En fin, los irlandeses tienen merecida fama de grandes bebedores. Deben tener un gran nivel de vida, al menos los que visitan los cómodos y oscuros pubs todas las tardes, pues la bebida en Dublín no es barata, y para emborracharse sólo con cerveza harían falta más de diez euros. Me ilusiona pensar que el Madigan’s que nosotros visitamos, y donde disfrutamos de un buen sandwich restaurador, es el mismo de Poolbeg Street donde el acróbata del relato de Joyce le gana el pulso al oficinista. Allí probé mi primera Kilkenny; luego, la excelente Smithwick’s. Después, trasegaríamos unas cuentas pintas de Guinness, pero ninguna cerveza irlandesa nos gustó tanto como  la “roja de Porter House”, un tipo de cerveza ale que al parecer fabrican para The Porter House.

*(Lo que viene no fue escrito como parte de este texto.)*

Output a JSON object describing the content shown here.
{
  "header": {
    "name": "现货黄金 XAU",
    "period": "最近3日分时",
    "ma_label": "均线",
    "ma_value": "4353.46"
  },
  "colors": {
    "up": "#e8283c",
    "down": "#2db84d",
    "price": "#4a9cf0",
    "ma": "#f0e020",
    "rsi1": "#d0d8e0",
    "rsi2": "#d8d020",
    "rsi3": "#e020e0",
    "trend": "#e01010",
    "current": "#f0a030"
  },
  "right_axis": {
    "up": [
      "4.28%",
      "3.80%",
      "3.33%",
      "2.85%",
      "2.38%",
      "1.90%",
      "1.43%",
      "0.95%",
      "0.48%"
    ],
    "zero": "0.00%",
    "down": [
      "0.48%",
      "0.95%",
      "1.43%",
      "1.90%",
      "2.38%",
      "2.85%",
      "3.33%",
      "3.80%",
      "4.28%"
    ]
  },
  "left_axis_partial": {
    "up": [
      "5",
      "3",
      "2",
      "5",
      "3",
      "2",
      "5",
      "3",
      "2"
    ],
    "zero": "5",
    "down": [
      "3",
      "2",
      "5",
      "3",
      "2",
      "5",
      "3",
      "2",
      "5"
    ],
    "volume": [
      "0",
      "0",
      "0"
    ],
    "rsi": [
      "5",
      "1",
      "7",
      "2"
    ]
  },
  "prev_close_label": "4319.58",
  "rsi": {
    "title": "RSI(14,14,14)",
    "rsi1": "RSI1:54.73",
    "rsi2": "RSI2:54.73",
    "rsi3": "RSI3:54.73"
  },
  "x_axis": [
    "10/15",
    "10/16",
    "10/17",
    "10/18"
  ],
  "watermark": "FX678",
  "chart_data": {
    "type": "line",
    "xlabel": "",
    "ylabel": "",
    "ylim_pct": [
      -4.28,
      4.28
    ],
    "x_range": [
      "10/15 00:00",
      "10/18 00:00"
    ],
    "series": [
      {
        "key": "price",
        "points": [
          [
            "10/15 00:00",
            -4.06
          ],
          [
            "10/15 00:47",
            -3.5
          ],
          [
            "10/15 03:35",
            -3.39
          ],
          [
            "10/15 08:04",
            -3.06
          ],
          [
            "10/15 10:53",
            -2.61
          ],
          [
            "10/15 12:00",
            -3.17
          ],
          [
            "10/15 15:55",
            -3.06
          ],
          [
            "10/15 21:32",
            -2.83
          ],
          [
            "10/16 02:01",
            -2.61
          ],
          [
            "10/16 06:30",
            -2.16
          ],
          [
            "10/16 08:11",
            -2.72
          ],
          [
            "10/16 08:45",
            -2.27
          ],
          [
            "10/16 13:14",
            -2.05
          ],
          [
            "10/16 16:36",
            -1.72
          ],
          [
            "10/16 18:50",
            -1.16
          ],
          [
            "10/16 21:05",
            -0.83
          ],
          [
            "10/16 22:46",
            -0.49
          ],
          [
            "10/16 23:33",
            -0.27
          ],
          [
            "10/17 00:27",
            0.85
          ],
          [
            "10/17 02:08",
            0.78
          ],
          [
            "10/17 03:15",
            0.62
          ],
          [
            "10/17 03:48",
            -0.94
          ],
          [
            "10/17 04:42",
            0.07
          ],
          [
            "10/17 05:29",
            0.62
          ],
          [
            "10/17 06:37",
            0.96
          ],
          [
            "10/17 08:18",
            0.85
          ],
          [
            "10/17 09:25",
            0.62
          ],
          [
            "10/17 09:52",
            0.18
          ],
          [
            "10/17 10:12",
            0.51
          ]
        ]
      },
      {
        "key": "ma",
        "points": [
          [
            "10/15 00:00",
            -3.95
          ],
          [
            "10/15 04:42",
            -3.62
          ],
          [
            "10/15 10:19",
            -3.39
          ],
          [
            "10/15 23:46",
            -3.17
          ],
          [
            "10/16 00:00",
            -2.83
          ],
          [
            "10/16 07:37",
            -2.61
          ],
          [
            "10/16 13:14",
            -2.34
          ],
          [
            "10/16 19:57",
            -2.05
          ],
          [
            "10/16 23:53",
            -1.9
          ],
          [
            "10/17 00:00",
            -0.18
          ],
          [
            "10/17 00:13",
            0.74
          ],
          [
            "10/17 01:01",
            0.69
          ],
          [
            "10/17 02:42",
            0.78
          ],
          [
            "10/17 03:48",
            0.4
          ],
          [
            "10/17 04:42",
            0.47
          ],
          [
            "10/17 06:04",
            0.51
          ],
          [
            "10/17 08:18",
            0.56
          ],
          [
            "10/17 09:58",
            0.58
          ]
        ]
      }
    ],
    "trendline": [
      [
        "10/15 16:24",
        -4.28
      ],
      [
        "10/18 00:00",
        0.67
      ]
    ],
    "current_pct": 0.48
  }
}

El whiskey, ni probarlo, aunque no pierdo la esperanza de catarlo alguna vez. “De todos los vinos –afirmaba Pedro el Grande, zar de todas las Rusias-, el mejor el irlandés”. Se refería por supuesto al Irish whiskey, según algunos "elixir bendecido por los dioses" porque fueron monjes irlandeses, a su vuelta de Tierra Santa, quienes inventaron su destilación hacia el 600. Este brebaje de agua y cebada fue adoptado con entusiasmo por los invasores anglonormandos, que anglizaron su nombre tomándolo del gaélico “Uisce beatha”, “agua de vida”, y lo han popularizado a ambos lados del mar de Irlanda.

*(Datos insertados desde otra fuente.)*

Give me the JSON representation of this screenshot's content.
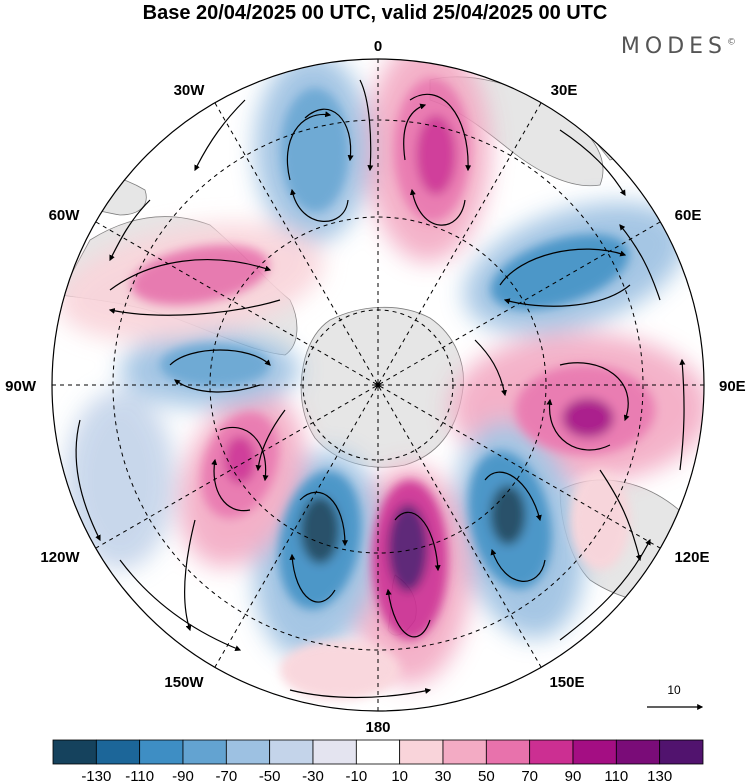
{
  "title": "Base 20/04/2025 00 UTC, valid 25/04/2025 00 UTC",
  "brand": "MODES",
  "brand_mark": "©",
  "lon_labels": {
    "l0": "0",
    "l30e": "30E",
    "l60e": "60E",
    "l90e": "90E",
    "l120e": "120E",
    "l150e": "150E",
    "l180": "180",
    "l150w": "150W",
    "l120w": "120W",
    "l90w": "90W",
    "l60w": "60W",
    "l30w": "30W"
  },
  "colorbar": {
    "labels": [
      "-130",
      "-110",
      "-90",
      "-70",
      "-50",
      "-30",
      "-10",
      "10",
      "30",
      "50",
      "70",
      "90",
      "110",
      "130"
    ],
    "colors": [
      "#15425d",
      "#1c6699",
      "#3e8ec4",
      "#63a3d1",
      "#9dc1e2",
      "#c4d4ea",
      "#e4e4f0",
      "#ffffff",
      "#f9d4da",
      "#f3abc4",
      "#e872ac",
      "#cc2f92",
      "#a40e83",
      "#7a0c78",
      "#51136e"
    ]
  },
  "vector_reference": "10",
  "colors": {
    "land": "#e8e8e8",
    "coast": "#808080",
    "grid": "#000000"
  }
}
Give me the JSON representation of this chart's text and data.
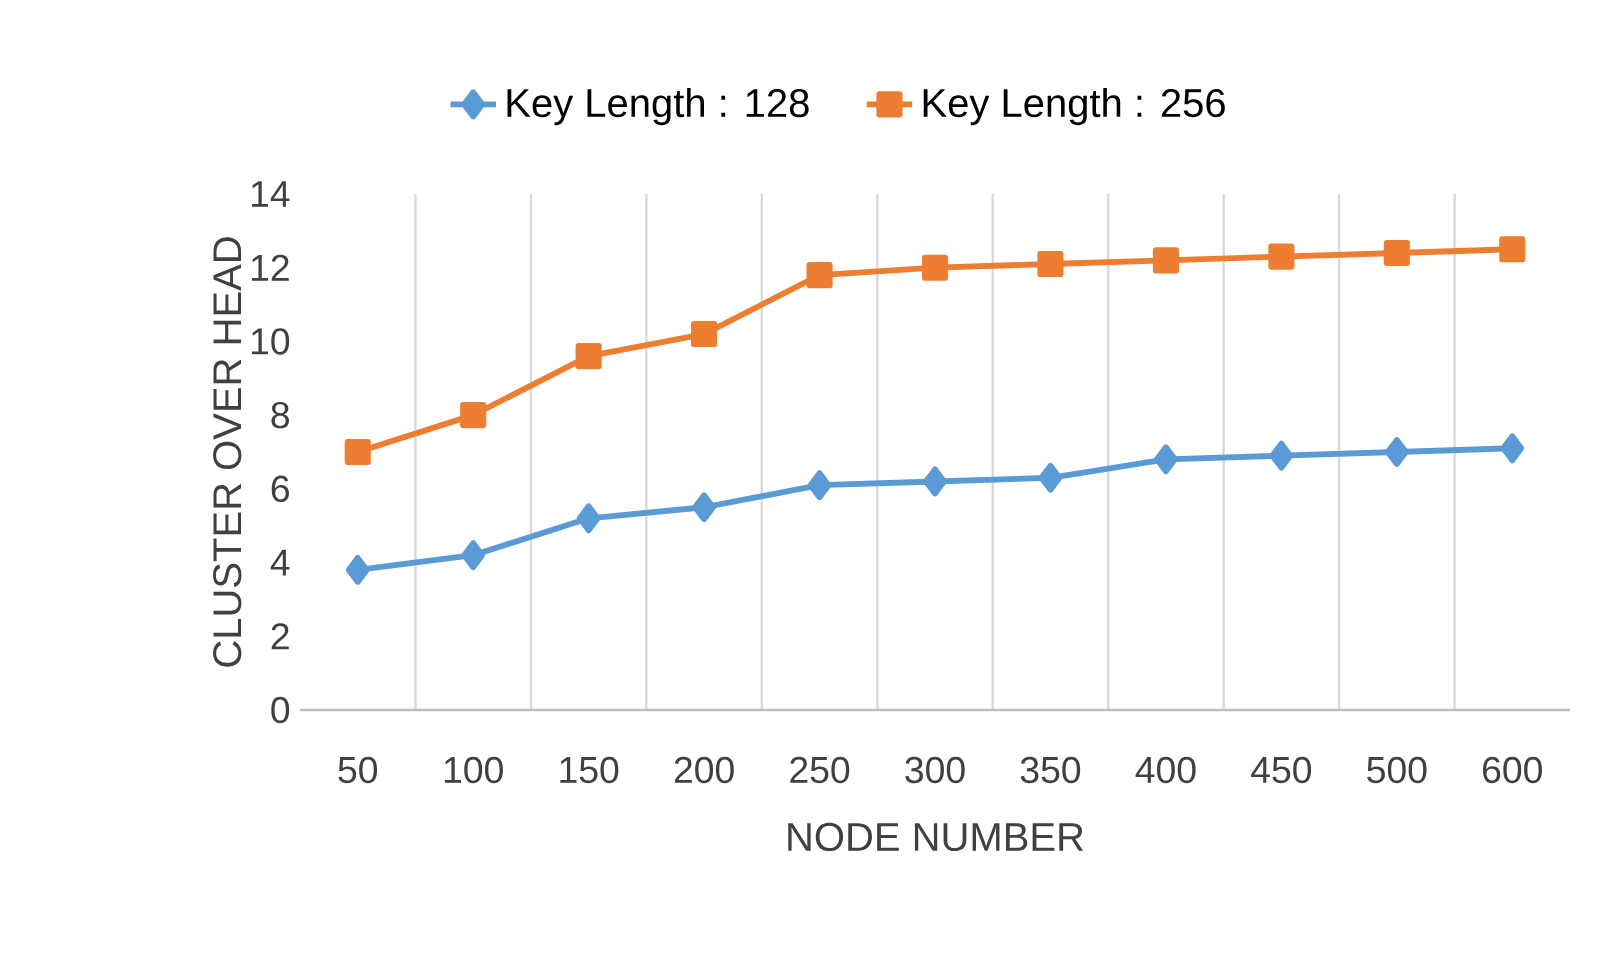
{
  "chart_data": {
    "type": "line",
    "xlabel": "NODE NUMBER",
    "ylabel": "CLUSTER OVER HEAD",
    "categories": [
      "50",
      "100",
      "150",
      "200",
      "250",
      "300",
      "350",
      "400",
      "450",
      "500",
      "600"
    ],
    "series": [
      {
        "name": "Key Length : 128",
        "color": "#5b9bd5",
        "marker": "diamond",
        "values": [
          3.8,
          4.2,
          5.2,
          5.5,
          6.1,
          6.2,
          6.3,
          6.8,
          6.9,
          7.0,
          7.1
        ]
      },
      {
        "name": "Key Length : 256",
        "color": "#ed7d31",
        "marker": "square",
        "values": [
          7.0,
          8.0,
          9.6,
          10.2,
          11.8,
          12.0,
          12.1,
          12.2,
          12.3,
          12.4,
          12.5
        ]
      }
    ],
    "ylim": [
      0,
      14
    ],
    "yticks": [
      0,
      2,
      4,
      6,
      8,
      10,
      12,
      14
    ],
    "grid": "x",
    "legend": "top",
    "line_style": "solid"
  }
}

En Howth nos atrevimos con un Irish coffee que nos compensó por el sacrificio de la siesta, en beneficio de un bonito paseo por sus acantilados. El desolado paisaje de helechos secos fue descrito por Heinrich Böll (1917-1985), el autor de Opiniones de un payaso. El escritor alemán visitó Irlanda en la década de los cincuenta para buscar la sepultura del poeta W. B. Yeats: 
"Las colinas circundantes estaban cubiertas de helechos, como el cabello húmedo de una mujer pelirroja entrada en años; dos rocas solemnes custodiaban la entrada de esta pequeña bahía... Los helechos de las colinas estaban aplastados, doblados por la lluvia, de un color herrumbroso y marchitos. Sentí frío." 

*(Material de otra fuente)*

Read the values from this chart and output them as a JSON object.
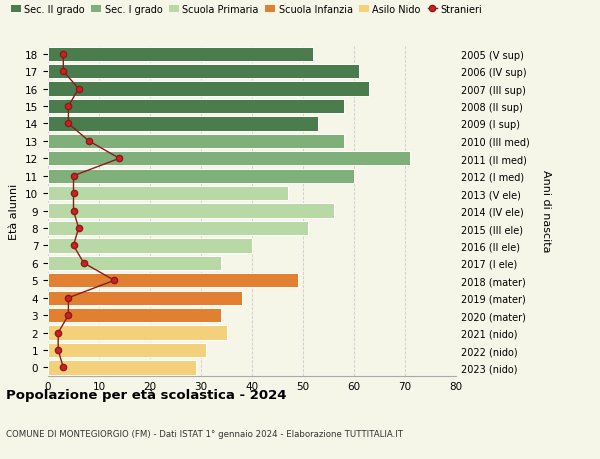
{
  "ages": [
    18,
    17,
    16,
    15,
    14,
    13,
    12,
    11,
    10,
    9,
    8,
    7,
    6,
    5,
    4,
    3,
    2,
    1,
    0
  ],
  "bar_values": [
    52,
    61,
    63,
    58,
    53,
    58,
    71,
    60,
    47,
    56,
    51,
    40,
    34,
    49,
    38,
    34,
    35,
    31,
    29
  ],
  "bar_colors": [
    "#4a7c4e",
    "#4a7c4e",
    "#4a7c4e",
    "#4a7c4e",
    "#4a7c4e",
    "#7fb07a",
    "#7fb07a",
    "#7fb07a",
    "#b8d9a6",
    "#b8d9a6",
    "#b8d9a6",
    "#b8d9a6",
    "#b8d9a6",
    "#e08030",
    "#e08030",
    "#e08030",
    "#f5d07a",
    "#f5d07a",
    "#f5d07a"
  ],
  "stranieri_values": [
    3,
    3,
    6,
    4,
    4,
    8,
    14,
    5,
    5,
    5,
    6,
    5,
    7,
    13,
    4,
    4,
    2,
    2,
    3
  ],
  "right_labels": [
    "2005 (V sup)",
    "2006 (IV sup)",
    "2007 (III sup)",
    "2008 (II sup)",
    "2009 (I sup)",
    "2010 (III med)",
    "2011 (II med)",
    "2012 (I med)",
    "2013 (V ele)",
    "2014 (IV ele)",
    "2015 (III ele)",
    "2016 (II ele)",
    "2017 (I ele)",
    "2018 (mater)",
    "2019 (mater)",
    "2020 (mater)",
    "2021 (nido)",
    "2022 (nido)",
    "2023 (nido)"
  ],
  "legend_labels": [
    "Sec. II grado",
    "Sec. I grado",
    "Scuola Primaria",
    "Scuola Infanzia",
    "Asilo Nido",
    "Stranieri"
  ],
  "legend_colors": [
    "#4a7c4e",
    "#7fb07a",
    "#b8d9a6",
    "#e08030",
    "#f5d07a",
    "#b22222"
  ],
  "ylabel_left": "Età alunni",
  "ylabel_right": "Anni di nascita",
  "title": "Popolazione per età scolastica - 2024",
  "subtitle": "COMUNE DI MONTEGIORGIO (FM) - Dati ISTAT 1° gennaio 2024 - Elaborazione TUTTITALIA.IT",
  "xlim": [
    0,
    80
  ],
  "xticks": [
    0,
    10,
    20,
    30,
    40,
    50,
    60,
    70,
    80
  ],
  "background_color": "#f5f5e8"
}
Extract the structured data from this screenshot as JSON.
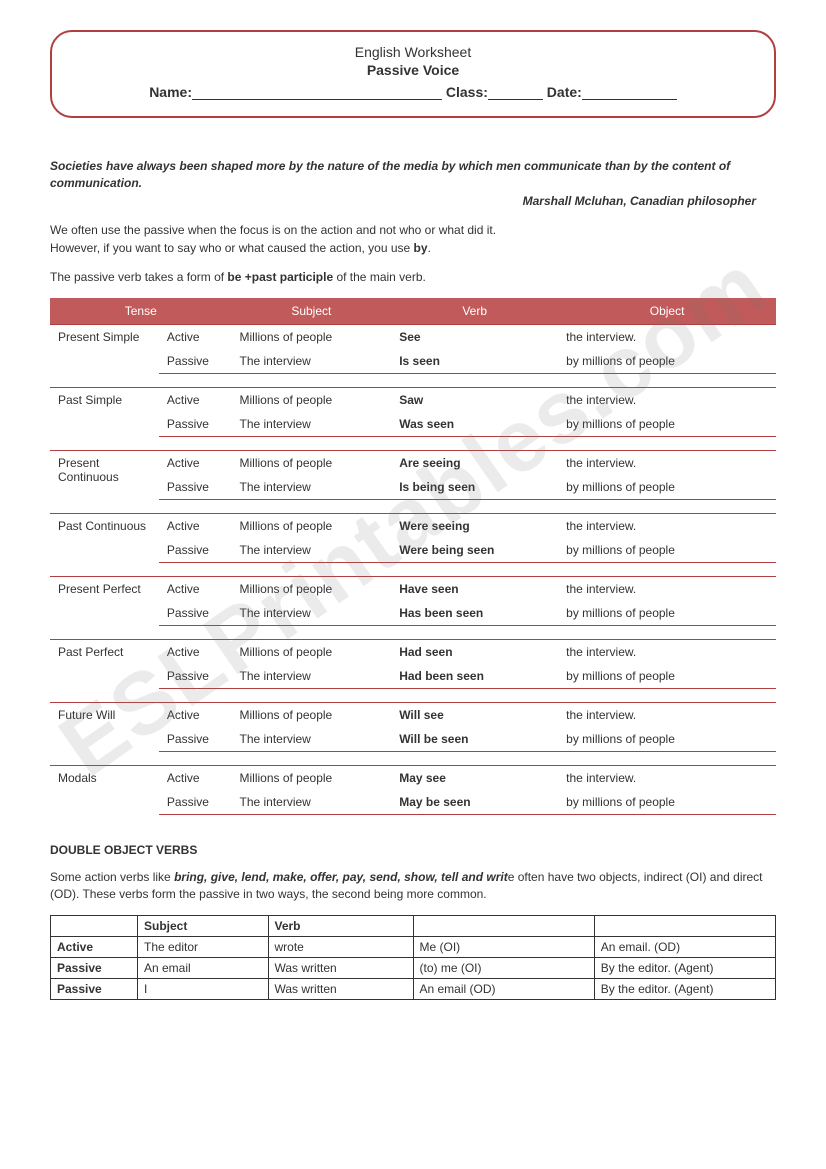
{
  "header": {
    "title1": "English Worksheet",
    "title2": "Passive Voice",
    "name_label": "Name:",
    "class_label": "Class:",
    "date_label": "Date:"
  },
  "quote": "Societies have always been shaped more by the nature of the media by which men communicate than by the content of communication.",
  "attribution": "Marshall Mcluhan, Canadian philosopher",
  "intro": {
    "p1": "We often use the passive when the focus is on the action and not who or what did it.",
    "p2_a": "However, if you want to say who or what caused the action, you use ",
    "p2_b": "by",
    "p2_c": ".",
    "p3_a": "The passive verb takes a form of ",
    "p3_b": "be +past participle",
    "p3_c": " of the main verb."
  },
  "columns": {
    "tense": "Tense",
    "subject": "Subject",
    "verb": "Verb",
    "object": "Object"
  },
  "voice": {
    "active": "Active",
    "passive": "Passive"
  },
  "subjects": {
    "active": "Millions of people",
    "passive": "The interview"
  },
  "objects": {
    "active": "the interview.",
    "passive": "by millions of people"
  },
  "tenses": [
    {
      "name": "Present Simple",
      "av": "See",
      "pv": "Is seen"
    },
    {
      "name": "Past Simple",
      "av": "Saw",
      "pv": "Was seen"
    },
    {
      "name": "Present Continuous",
      "av": "Are seeing",
      "pv": "Is being seen"
    },
    {
      "name": "Past Continuous",
      "av": "Were seeing",
      "pv": "Were being seen"
    },
    {
      "name": "Present Perfect",
      "av": "Have seen",
      "pv": "Has been seen"
    },
    {
      "name": "Past Perfect",
      "av": "Had seen",
      "pv": "Had been seen"
    },
    {
      "name": "Future Will",
      "av": "Will see",
      "pv": "Will be seen"
    },
    {
      "name": "Modals",
      "av": "May see",
      "pv": "May be seen"
    }
  ],
  "dov": {
    "heading": "DOUBLE OBJECT VERBS",
    "p_a": "Some action verbs like ",
    "p_b": "bring, give, lend, make, offer, pay, send, show, tell and writ",
    "p_c": "e often have two objects, indirect (OI) and direct (OD). These verbs form the passive in two ways, the second being more common.",
    "head": {
      "c1": "",
      "c2": "Subject",
      "c3": "Verb",
      "c4": "",
      "c5": ""
    },
    "rows": [
      {
        "h": "Active",
        "c2": "The editor",
        "c3": "wrote",
        "c4": "Me (OI)",
        "c5": "An email. (OD)"
      },
      {
        "h": "Passive",
        "c2": "An email",
        "c3": "Was written",
        "c4": "(to) me (OI)",
        "c5": "By the editor. (Agent)"
      },
      {
        "h": "Passive",
        "c2": "I",
        "c3": "Was written",
        "c4": "An email (OD)",
        "c5": "By the editor. (Agent)"
      }
    ]
  },
  "watermark": "ESLPrintables.com",
  "colors": {
    "border": "#b04040",
    "table_head_bg": "#c15a5a",
    "table_head_fg": "#ffffff"
  }
}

En 1850, más de medio siglo antes de que Joyce escribiera sus cuentos Dublineses, había en Irlanda quince mil licencias de establecimientos de bebidas alcohólicas. En Dublín, la estatua del patriota Parnell "apunta con el brazo en dirección al pub más cercano". Debajo de Parnell están los nombres de las cuatro provincias irlandesas: Ulster, Connact, Leinster, Munster. Encima, el arpa celta. 

Monumento a Parnell
Situado en la orilla sur del Liffey, Temple Bar es hoy una de las zonas de ocio más populares de Dublín. Sus calles peatonales mantienen su trazado medieval, repletas de cafés, restaurantes, pubs y tiendas de todos los colores. Este barrio pretende ser la vanguardia cultural de la ciudad. El famoso grupo U2 compró varios edificios y abrió teatros, salas de conciertos, pubs y discotecas en esta parte de la ciudad.

James Joyce (1882-1941) es un clásico de nuestra época, o tal vez del final de una época, la dominada por la novela burguesa. De educación jesuítica, abandonó Dublín en 1902 y sólo regresó a su ciudad natal de manera esporádica. Pero Irlanda siguió siendo su fuente de inspiración. Dublineses no se publicó hasta 1914, por la cautela de los editores, que temían escándalos. Dublín canta no obstante al hijo maldito que lo abandonó, y lo conmemora con una estatua a la entrada de Earl St. North, que se ha convertido en un icono o símbolo turístico. Hace treinta y tres años que mi mejor amiga me regaló el Ulises de Joyce, obra por la que es aclamado como genial innovador y acusado de haber creado la epopeya prosaica y vulgar del hombre de nuestro tiempo. A pesar de las buenas intenciones de José María Valverde, que la tradujo y prologó para Lumen, el primer volumen se me cayó de las manos. Probablemente -pensé- se trate de una obra intraducible, pues los juegos y la musicalidad del significante cobran en ella un papel determinante, aunque no tanto como en Finnegans Wake (1939), la última obra del irlandés, y que es fácil que aparezca citada en tratados de filosofía del lenguaje y lógica.
    
Molly Malone

Uno de los personajes del Ulysses (1922) se llama Molly, como la famosa pescadera, Molly Malone, cuyo fantasma, según la leyenda, aún hechiza las calles de Dublín. Su estatua empuja la carretilla con sus cestas de pescado hacia Grafton Street, uno de los barrios más elegantes de la capital.